Supreme Court ruling on home healthcare workers a setback for unions
The Supreme Court dealt a limited setback to organized labor Monday, ruling that personal home-care employees in Illinois cannot be forced to pay union dues. But to the relief of the nation’s largest unions, the justices refrained from extending the ruling to all public-sector workers, at least for now.In a 5-4 opinion written by Justice Samuel A. Alito Jr., the court said the home healthcare assistants, some of whom care for their own loved ones, had a constitutional right not to support a union they opposed.
The decision will make it more difficult in some states for unions to continue organizing home healthcare assistants, a rapidly growing segment of the workforce that is expected to double in the next decade thanks to the aging U.S. population. It could also apply to child care workers.
More ominously for unions, the decision practically invites the National Right to Work Foundation, which brought the case, to bring additional legal challenges that could apply the same legal reasoning to millions of other public workers.

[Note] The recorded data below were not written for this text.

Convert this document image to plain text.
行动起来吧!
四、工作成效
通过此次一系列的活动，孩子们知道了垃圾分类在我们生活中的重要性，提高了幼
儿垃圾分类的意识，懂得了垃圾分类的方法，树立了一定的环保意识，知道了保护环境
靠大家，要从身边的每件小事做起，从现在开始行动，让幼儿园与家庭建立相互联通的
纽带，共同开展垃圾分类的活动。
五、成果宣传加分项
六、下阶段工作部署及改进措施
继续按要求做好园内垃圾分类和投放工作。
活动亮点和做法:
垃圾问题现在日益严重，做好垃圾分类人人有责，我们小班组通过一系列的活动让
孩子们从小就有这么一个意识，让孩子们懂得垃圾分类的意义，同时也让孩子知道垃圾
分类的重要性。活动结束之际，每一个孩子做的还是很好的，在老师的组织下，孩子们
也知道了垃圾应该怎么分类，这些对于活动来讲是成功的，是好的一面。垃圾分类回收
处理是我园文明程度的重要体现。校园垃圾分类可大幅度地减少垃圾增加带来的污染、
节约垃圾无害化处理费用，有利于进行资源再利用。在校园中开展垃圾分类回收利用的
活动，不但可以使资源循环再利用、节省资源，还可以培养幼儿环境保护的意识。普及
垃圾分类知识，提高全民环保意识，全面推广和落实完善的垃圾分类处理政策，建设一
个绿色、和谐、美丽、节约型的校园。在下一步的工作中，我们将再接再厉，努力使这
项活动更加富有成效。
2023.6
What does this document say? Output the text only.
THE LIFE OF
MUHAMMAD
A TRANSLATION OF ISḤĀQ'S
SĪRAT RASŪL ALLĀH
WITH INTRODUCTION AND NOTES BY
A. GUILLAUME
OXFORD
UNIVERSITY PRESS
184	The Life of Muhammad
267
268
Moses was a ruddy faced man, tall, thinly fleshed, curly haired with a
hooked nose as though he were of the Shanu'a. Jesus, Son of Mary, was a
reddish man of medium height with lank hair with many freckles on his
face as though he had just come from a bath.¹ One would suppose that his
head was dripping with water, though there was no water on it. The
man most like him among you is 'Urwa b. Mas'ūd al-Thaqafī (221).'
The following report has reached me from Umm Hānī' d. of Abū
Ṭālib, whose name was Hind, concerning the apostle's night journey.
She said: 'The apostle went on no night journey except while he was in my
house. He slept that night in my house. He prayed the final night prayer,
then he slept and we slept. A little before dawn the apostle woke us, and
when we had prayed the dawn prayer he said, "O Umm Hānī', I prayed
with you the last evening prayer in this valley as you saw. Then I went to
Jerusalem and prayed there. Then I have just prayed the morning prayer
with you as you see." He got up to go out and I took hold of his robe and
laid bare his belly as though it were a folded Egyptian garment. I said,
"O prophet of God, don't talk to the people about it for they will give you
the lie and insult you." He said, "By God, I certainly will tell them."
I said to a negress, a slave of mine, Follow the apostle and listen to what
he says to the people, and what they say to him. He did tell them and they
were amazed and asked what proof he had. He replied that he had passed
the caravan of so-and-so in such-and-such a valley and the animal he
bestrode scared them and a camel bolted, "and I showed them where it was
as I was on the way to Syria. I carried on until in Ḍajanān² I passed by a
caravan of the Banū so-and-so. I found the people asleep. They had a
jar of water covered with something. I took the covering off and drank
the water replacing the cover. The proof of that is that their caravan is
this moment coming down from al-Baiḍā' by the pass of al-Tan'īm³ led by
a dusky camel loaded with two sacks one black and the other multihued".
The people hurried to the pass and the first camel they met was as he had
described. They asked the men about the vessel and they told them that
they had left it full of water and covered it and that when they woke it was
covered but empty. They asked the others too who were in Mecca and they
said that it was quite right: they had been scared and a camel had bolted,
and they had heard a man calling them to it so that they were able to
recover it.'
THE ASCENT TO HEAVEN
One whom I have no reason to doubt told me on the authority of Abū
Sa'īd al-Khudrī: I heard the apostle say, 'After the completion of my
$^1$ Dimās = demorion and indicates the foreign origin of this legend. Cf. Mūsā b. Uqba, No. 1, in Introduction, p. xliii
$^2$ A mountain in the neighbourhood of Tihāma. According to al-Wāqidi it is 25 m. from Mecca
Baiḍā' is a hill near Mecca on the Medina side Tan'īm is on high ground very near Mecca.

“This is what the labor movement fears the worst,” said Gary Chaison, a professor and labor historian at Clark University in Massachusetts. “They’re worried about dying the death of 1,000 cuts. They’re losing the potency of their weapons.”
Beginning in 2003, Illinois officials agreed to designate home-care workers as “public employees” because they care for the disabled and are paid with government Medicaid funds. That cleared the way for the Service Employees International Union to organize them.